Highlights & Insights¶
- Innovative Application of Reverse Thinking: First to introduce human reverse thinking into KGQA. Reasoning backward from targets is highly more efficient than searching forward from conditions, inherently filtering out a significant number of irrelevant paths.
- Utilization of Ontology Structure: Conducts reasoning at the label/concept level using the KG ontology, addressing the limitations of traditional methods that perform matching purely at the entity-level.
- Plug-and-Play: Requires no fine-tuning. As a general enhancement strategy, it directly boosts the KGQA capabilities of various LLMs.
- Multi-layer Pruning Strategy: The combination of condition, cycle, and semantic pruning ensures both the quality and efficiency of the reasoning paths.
Limitations & Future Work¶
- When querying the KG, if too many entities satisfy the label constraints, a large volume of irrelevant results may be introduced.
- Feeding all entity paths into the LLM may introduce distracting information, thereby reducing answer accuracy.
- Highly dependent on the label extraction capability of the LLM; label identification may be inaccurate for complex questions.
- Only validated on the Freebase KG; the transferability to other knowledge graphs (e.g., Wikidata) remains to be verified.
Related Work & Insights¶
- Compared to forward-search methods like MindMap, the search space for reverse reasoning is significantly reduced.
- Utilizing the ontology structure adds a new dimension to KGQA, bridging the abstract intent of questions and the structured data of knowledge graphs.
- Compared to fine-tuning methods like RoG, ORT achieves superior performance without fine-tuning, suggesting that leveraging structural information in KGs is more critical than optimizing model parameters.
- Insight: The concept of reverse reasoning can be extended to other structured reasoning tasks, such as database query optimization, causal reasoning, and planning problems.

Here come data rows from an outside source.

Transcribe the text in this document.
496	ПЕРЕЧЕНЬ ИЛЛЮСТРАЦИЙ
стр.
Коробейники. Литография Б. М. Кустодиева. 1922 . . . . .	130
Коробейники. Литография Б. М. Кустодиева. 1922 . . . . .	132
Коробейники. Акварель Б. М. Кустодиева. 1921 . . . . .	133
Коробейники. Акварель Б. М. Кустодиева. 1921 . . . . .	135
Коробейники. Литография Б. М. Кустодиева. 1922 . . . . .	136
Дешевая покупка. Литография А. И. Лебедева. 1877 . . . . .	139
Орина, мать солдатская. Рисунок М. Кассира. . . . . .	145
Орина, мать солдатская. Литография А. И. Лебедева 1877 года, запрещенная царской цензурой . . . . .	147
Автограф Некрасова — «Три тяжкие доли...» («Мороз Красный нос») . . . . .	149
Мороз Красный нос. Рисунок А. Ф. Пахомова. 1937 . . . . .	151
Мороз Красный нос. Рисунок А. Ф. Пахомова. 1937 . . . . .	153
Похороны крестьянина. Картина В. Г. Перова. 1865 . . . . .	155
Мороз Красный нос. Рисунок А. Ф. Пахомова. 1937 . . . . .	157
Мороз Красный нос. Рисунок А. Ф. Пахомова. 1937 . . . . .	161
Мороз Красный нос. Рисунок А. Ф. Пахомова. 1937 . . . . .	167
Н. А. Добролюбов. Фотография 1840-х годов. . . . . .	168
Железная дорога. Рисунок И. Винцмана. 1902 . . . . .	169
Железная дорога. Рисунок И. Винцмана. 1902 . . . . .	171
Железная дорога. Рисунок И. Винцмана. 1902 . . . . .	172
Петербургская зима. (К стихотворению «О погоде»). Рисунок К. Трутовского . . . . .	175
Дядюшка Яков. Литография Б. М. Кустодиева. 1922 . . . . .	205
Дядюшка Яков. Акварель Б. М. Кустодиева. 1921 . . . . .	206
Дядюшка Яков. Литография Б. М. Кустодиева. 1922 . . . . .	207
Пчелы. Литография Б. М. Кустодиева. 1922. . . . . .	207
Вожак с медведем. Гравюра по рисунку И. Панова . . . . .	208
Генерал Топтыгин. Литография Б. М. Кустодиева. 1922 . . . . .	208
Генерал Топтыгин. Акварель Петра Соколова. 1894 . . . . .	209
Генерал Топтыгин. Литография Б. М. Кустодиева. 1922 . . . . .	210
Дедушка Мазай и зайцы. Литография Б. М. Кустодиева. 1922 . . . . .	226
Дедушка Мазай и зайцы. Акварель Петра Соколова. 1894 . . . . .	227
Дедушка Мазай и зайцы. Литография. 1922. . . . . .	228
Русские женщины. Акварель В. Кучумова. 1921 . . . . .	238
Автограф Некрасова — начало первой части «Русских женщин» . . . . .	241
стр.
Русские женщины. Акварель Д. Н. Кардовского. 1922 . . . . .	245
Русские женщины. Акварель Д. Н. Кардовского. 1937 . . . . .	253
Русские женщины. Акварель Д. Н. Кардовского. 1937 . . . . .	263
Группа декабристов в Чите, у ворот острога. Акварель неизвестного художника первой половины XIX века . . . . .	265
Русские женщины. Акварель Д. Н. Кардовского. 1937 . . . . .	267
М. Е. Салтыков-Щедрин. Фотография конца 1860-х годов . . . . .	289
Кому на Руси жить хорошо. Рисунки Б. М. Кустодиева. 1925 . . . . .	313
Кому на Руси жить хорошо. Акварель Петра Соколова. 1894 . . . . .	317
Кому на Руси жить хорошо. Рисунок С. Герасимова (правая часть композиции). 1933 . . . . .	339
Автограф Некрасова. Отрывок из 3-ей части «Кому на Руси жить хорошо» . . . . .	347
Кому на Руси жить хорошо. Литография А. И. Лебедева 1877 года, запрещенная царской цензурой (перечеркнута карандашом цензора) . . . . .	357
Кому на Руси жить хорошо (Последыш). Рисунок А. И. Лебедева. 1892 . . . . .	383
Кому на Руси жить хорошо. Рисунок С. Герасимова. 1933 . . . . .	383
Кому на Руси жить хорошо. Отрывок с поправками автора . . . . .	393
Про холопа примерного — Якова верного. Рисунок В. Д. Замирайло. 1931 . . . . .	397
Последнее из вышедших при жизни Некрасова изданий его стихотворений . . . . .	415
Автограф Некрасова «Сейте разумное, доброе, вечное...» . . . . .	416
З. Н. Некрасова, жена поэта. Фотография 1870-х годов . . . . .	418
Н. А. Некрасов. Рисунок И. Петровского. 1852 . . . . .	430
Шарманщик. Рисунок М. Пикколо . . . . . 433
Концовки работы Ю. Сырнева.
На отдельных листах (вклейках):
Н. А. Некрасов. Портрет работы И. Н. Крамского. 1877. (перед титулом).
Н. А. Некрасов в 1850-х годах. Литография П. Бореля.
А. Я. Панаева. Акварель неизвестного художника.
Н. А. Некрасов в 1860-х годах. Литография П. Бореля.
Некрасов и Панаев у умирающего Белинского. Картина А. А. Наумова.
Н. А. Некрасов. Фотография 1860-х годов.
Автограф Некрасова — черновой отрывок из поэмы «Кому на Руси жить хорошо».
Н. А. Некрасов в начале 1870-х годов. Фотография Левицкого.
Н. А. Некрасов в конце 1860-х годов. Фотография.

- WebQSP is dominated by single-hop questions (65.49%), while CWQ contains more multi-hop questions (20.75% \(\ge\) 3 hops); the discrepancy in hop distribution across datasets influences method performance.
Rating¶
- Novelty: ⭐⭐⭐⭐ The combination of reverse thinking and KG ontology is a novel and intuitively sound idea.
- Experimental Thoroughness: ⭐⭐⭐⭐ Uses two standard datasets, multiple LLMs, and detailed ablation studies, but lacks validation on more diverse knowledge graphs.
- Writing Quality: ⭐⭐⭐⭐ Method descriptions are clear, diagrams are intuitive, and the algorithm pseudocode is comprehensive.
- Value: ⭐⭐⭐⭐ Plug-and-play and highly effective, offering significant practical value to the KGQA field.